Now, I should add, in Zemeckis and co’s defence, that I was not in a happy place to begin with the evening I went to see this film. I’d just returned to Dublin after the Christmas holiday and had foolishly failed to make any plans to keep myself occupied, facing a week of relative wintry solitude. If I was feeling pretty lonely to begin with, Marwen amplified this to an unbearable degree. Within the first half hour I’d burst into tears, so moved by the commitment of Mark’s friends to attending his trial and considering that my own friends would likely be just as supportive. But the Belgian Witch absolutely freaked me out, and I don’t mean that lightly. I could taste how anxious it was making me everytime that character entered a scene. A shot zooming into Mark’s bottle of pills led me to — for the first time in my life — looking at my phone in the cinema to google “Mark Hogancamp death”. Surely this PG-13 film wouldn’t feature a tragic overdose or suicide? I couldn’t risk how much that would have upset me.
Nope. Hogancamp is still alive and healthy. Phew.
But here comes that Belgian Witch again.
Fuck. Nope.
Nope.
I’m done.
Welcome to Marwen is the first film I’ve walked out of early since the Belle and Sebastian musical God Help The Girl in 2014 (go figure). I only remember that “Bohemian Like You” by the Dandy Warhols started playing as I sprinted for the exit. Halfway between full consciousness and the headspace of a man about to faint, I left the cinema, walked straight to the bus stop and got on the bus. Five minutes later I would realise this was the wrong bus, and I ended up lost in the middle of Finglas for two hours.

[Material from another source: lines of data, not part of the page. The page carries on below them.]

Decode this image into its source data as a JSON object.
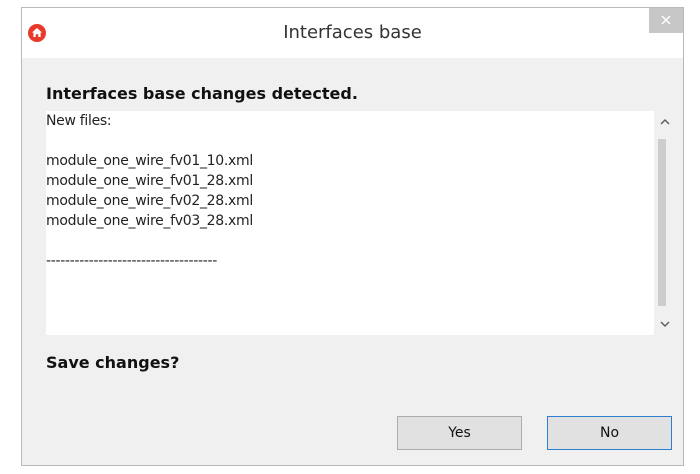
{
  "window": {
    "title": "Interfaces base",
    "close_label": "×",
    "app_icon": "home-icon",
    "accent_red": "#e8392a"
  },
  "dialog": {
    "header": "Interfaces base changes detected.",
    "content_lines": [
      "New files:",
      "",
      "module_one_wire_fv01_10.xml",
      "module_one_wire_fv01_28.xml",
      "module_one_wire_fv02_28.xml",
      "module_one_wire_fv03_28.xml",
      "",
      "------------------------------------"
    ],
    "scroll_up_icon": "chevron-up-icon",
    "scroll_down_icon": "chevron-down-icon",
    "question": "Save changes?",
    "yes_label": "Yes",
    "no_label": "No"
  }
}
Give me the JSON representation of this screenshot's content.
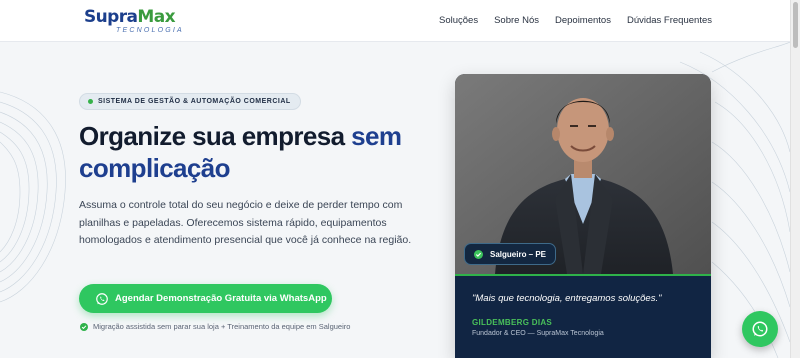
{
  "brand": {
    "name_part1": "Supra",
    "name_part2": "Max",
    "subtitle": "TECNOLOGIA"
  },
  "nav": {
    "items": [
      "Soluções",
      "Sobre Nós",
      "Depoimentos",
      "Dúvidas Frequentes"
    ]
  },
  "hero": {
    "badge": "SISTEMA DE GESTÃO & AUTOMAÇÃO COMERCIAL",
    "headline_part1": "Organize sua empresa ",
    "headline_accent": "sem",
    "headline_part2": "complicação",
    "description": "Assuma o controle total do seu negócio e deixe de perder tempo com planilhas e papeladas. Oferecemos sistema rápido, equipamentos homologados e atendimento presencial que você já conhece na região.",
    "cta_label": "Agendar Demonstração Gratuita via WhatsApp",
    "cta_icon": "whatsapp-icon",
    "note": "Migração assistida sem parar sua loja + Treinamento da equipe em Salgueiro"
  },
  "card": {
    "location": "Salgueiro – PE",
    "quote": "\"Mais que tecnologia, entregamos soluções.\"",
    "author": "GILDEMBERG DIAS",
    "role": "Fundador & CEO — SupraMax Tecnologia"
  },
  "colors": {
    "brand_blue": "#1e3f8f",
    "brand_green": "#3a9b3e",
    "cta_green": "#2fc760",
    "card_navy": "#112543"
  }
}
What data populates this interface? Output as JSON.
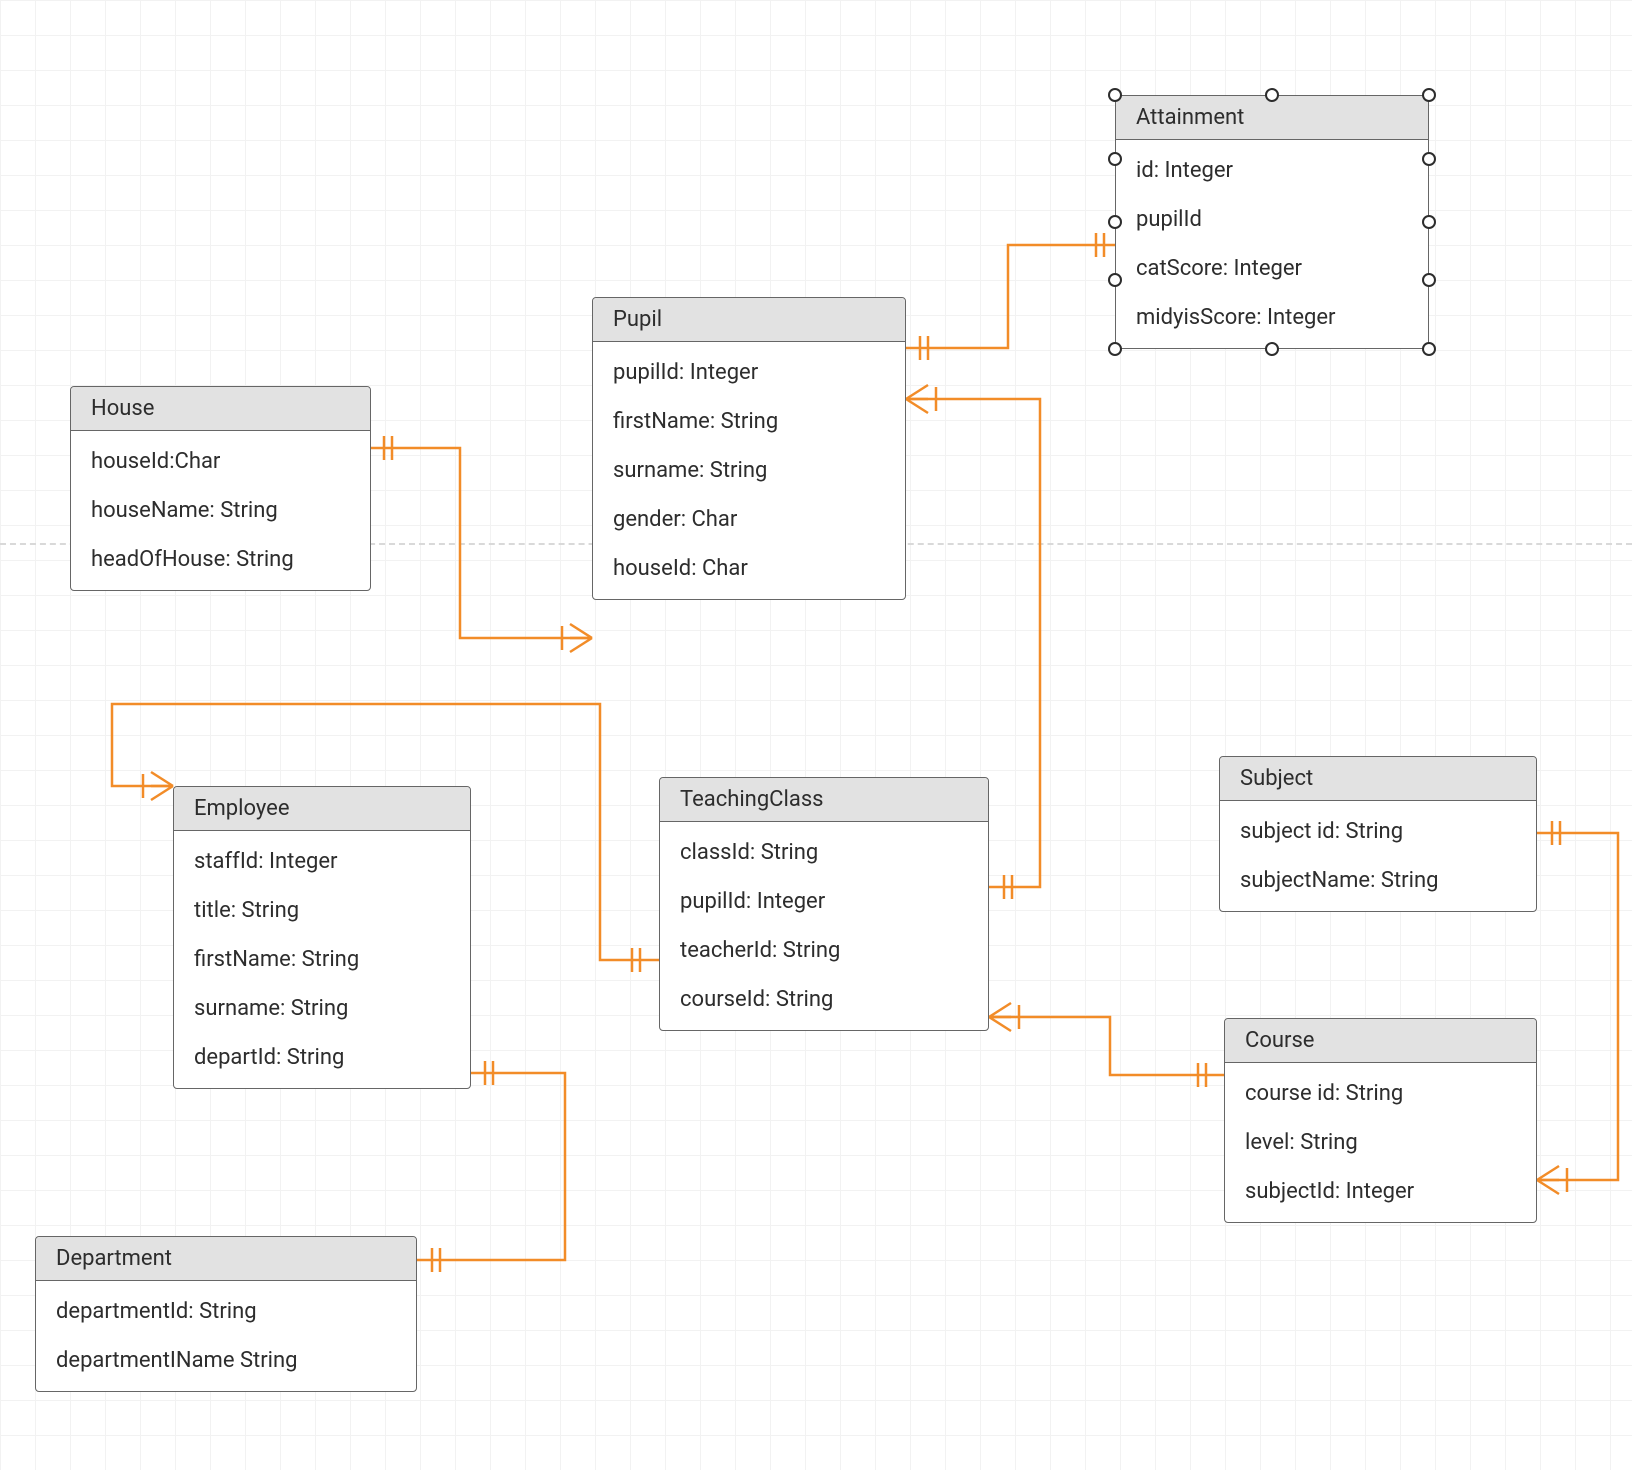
{
  "entities": {
    "house": {
      "title": "House",
      "attrs": [
        "houseId:Char",
        "houseName: String",
        "headOfHouse: String"
      ]
    },
    "pupil": {
      "title": "Pupil",
      "attrs": [
        "pupilId: Integer",
        "firstName: String",
        "surname: String",
        "gender: Char",
        "houseId: Char"
      ]
    },
    "attainment": {
      "title": "Attainment",
      "attrs": [
        "id: Integer",
        "pupilId",
        "catScore: Integer",
        "midyisScore: Integer"
      ]
    },
    "employee": {
      "title": "Employee",
      "attrs": [
        "staffId: Integer",
        "title: String",
        "firstName: String",
        "surname: String",
        "departId: String"
      ]
    },
    "teachingclass": {
      "title": "TeachingClass",
      "attrs": [
        "classId: String",
        "pupilId: Integer",
        "teacherId: String",
        "courseId: String"
      ]
    },
    "subject": {
      "title": "Subject",
      "attrs": [
        "subject id: String",
        "subjectName: String"
      ]
    },
    "course": {
      "title": "Course",
      "attrs": [
        "course id: String",
        "level: String",
        "subjectId: Integer"
      ]
    },
    "department": {
      "title": "Department",
      "attrs": [
        "departmentId: String",
        "departmentIName String"
      ]
    }
  },
  "colors": {
    "connector": "#f28c28",
    "entityHeader": "#e2e2e2",
    "entityBorder": "#666666"
  },
  "relationships": [
    {
      "from": "House",
      "end_from": "one",
      "to": "Pupil",
      "end_to": "many"
    },
    {
      "from": "Pupil",
      "end_from": "one",
      "to": "Attainment",
      "end_to": "one"
    },
    {
      "from": "Pupil",
      "end_from": "one",
      "to": "TeachingClass",
      "end_to": "many",
      "note": "crow at pupil side in image"
    },
    {
      "from": "Employee",
      "end_from": "many",
      "to": "TeachingClass",
      "end_to": "one"
    },
    {
      "from": "Department",
      "end_from": "one",
      "to": "Employee",
      "end_to": "one"
    },
    {
      "from": "TeachingClass",
      "end_from": "many",
      "to": "Course",
      "end_to": "one"
    },
    {
      "from": "Subject",
      "end_from": "one",
      "to": "Course",
      "end_to": "many"
    }
  ]
}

Dehydrated, frightened and embarrassed at how much Welcome to Marwen had scared me, I went home and cried.
There is nothing, absolutely nothing, no reward, no payment, you could offer me that would make me finish watching Welcome to Marwen. I hate it. I hate everything about it. I never logged it on Letterboxd and I won’t be including it on my ranking of 2019 films. It wouldn’t be fair since I only saw two thirds. But also I somewhat want to boycott its very existence, save for this piece. Nothing is allowed to hurt me for no reason as much as Welcome to Marwen did.